I mean, hasn't it? I don't know anyone who doesn't think Heinlein was an abusive scam artist at best and an outright Fascist and worst, and even if Heinlein himself wasn't a Fascist, Starship Troopers is certainly a fashy book. I mean back in the 90s Starship Troopers the movie came out specifically to mock the book and Heinlein's attitudes.

Meanwhile, as a Star Trek fan, we criticize Star Trek's takes on race (and gender and disability) all day long, even while loving the source material. Steve Shives makes a career out of that. I mean Let That Be Your Last Battlefield may have been revolutionary when it came out, but it is rather bothsides and victim blamey regarding racial domination. And the less said about Code of Honor, the better.

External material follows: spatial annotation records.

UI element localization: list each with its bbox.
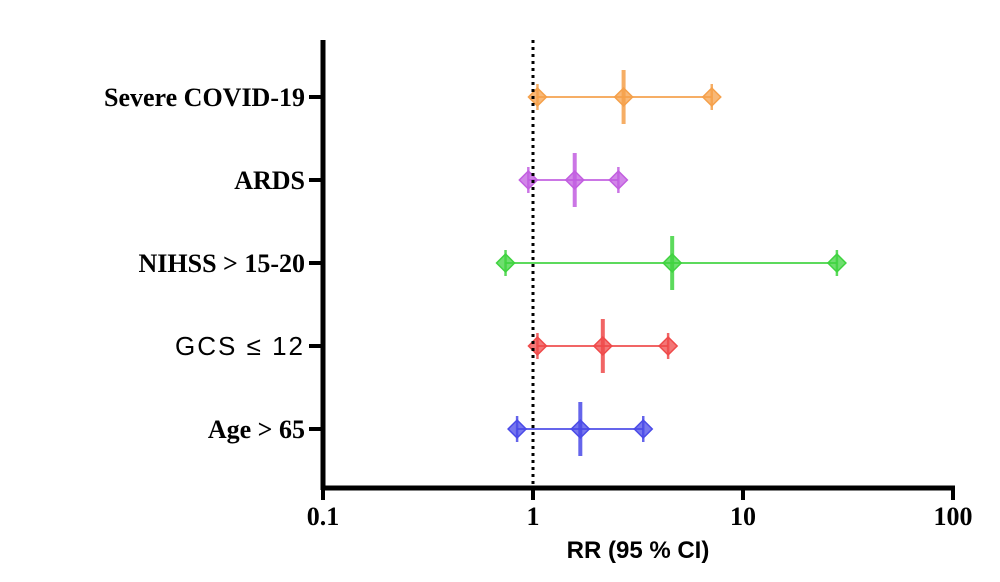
forest-row: ARDS <box>234 153 629 207</box>
rr-point-marker <box>564 169 585 191</box>
ci-lower-marker <box>527 86 548 108</box>
rr-point-marker <box>592 335 613 357</box>
rr-point-marker <box>613 86 634 108</box>
ci-upper-marker <box>826 252 847 274</box>
row-label: GCS ≤ 12 <box>175 331 305 361</box>
x-tick-label: 10 <box>730 502 756 531</box>
ci-upper-marker <box>658 335 679 357</box>
x-tick-label: 1 <box>527 502 540 531</box>
ci-lower-marker <box>507 418 528 440</box>
ci-lower-marker <box>518 169 539 191</box>
row-label: Severe COVID-19 <box>104 83 305 112</box>
forest-row: Age > 65 <box>208 402 654 456</box>
row-label: Age > 65 <box>208 415 305 444</box>
forest-row: NIHSS > 15-20 <box>138 236 847 290</box>
rows-layer: Severe COVID-19 ARDS NIHSS > 15-20 GCS ≤ 12… <box>104 70 847 456</box>
x-tick-label: 0.1 <box>307 502 340 531</box>
x-axis-title: RR (95 % CI) <box>567 537 710 564</box>
ci-upper-marker <box>608 169 629 191</box>
ci-upper-marker <box>701 86 722 108</box>
ci-lower-marker <box>495 252 516 274</box>
ci-lower-marker <box>527 335 548 357</box>
forest-row: GCS ≤ 12 <box>175 319 679 373</box>
rr-point-marker <box>570 418 591 440</box>
row-label: NIHSS > 15-20 <box>138 249 305 278</box>
forest-row: Severe COVID-19 <box>104 70 722 124</box>
ci-upper-marker <box>633 418 654 440</box>
x-tick-label: 100 <box>934 502 973 531</box>
x-ticks: 0.1 1 10 100 <box>307 488 973 531</box>
rr-point-marker <box>662 252 683 274</box>
row-label: ARDS <box>234 166 305 195</box>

If this hasn't moved into sci-fi gaming, it's because sci-fi gaming is far, far less prominent than D&D.
 

FitzTheRuke

Legend
Actually I am sure @Oofta to is correct. The truth is very few ancient norse people left their homelands (heck that is true of most people in the world today). That some did, does not change that fact.
I think history has shown that "not leaving your homeland" doesn't mean you're friendly to foreigners - usually the opposite. People like that tend to be mistrustful of people they don't know even if they look similar. They can be really unfriendly to people who look/sound strange. Again, this is not across the board but neither can you claim that one can't be racist against a people that they have not met - they can - they can literally hate anyone they have not actually met.
 

dave2008

Legend
I think history has shown that "not leaving your homeland" doesn't mean you're friendly to foreigners - usually the opposite.
I wasn't trying to suggest that and not sure why you thought I was. Nothing I said or quoted mentioned anything along those lines.
 

FitzTheRuke

Legend
I wasn't trying to suggest that and not sure why you thought I was. Nothing I said or quoted mentioned anything along those lines.
It was part of the larger discussion. The part I quoted in your post was about people not leaving their homelands. If you track that back, you'll see that it was suggested that people can't be racist against people that they have not met. Either way, I wasn't implying what you thought about it one way or the other, only what I thought about it.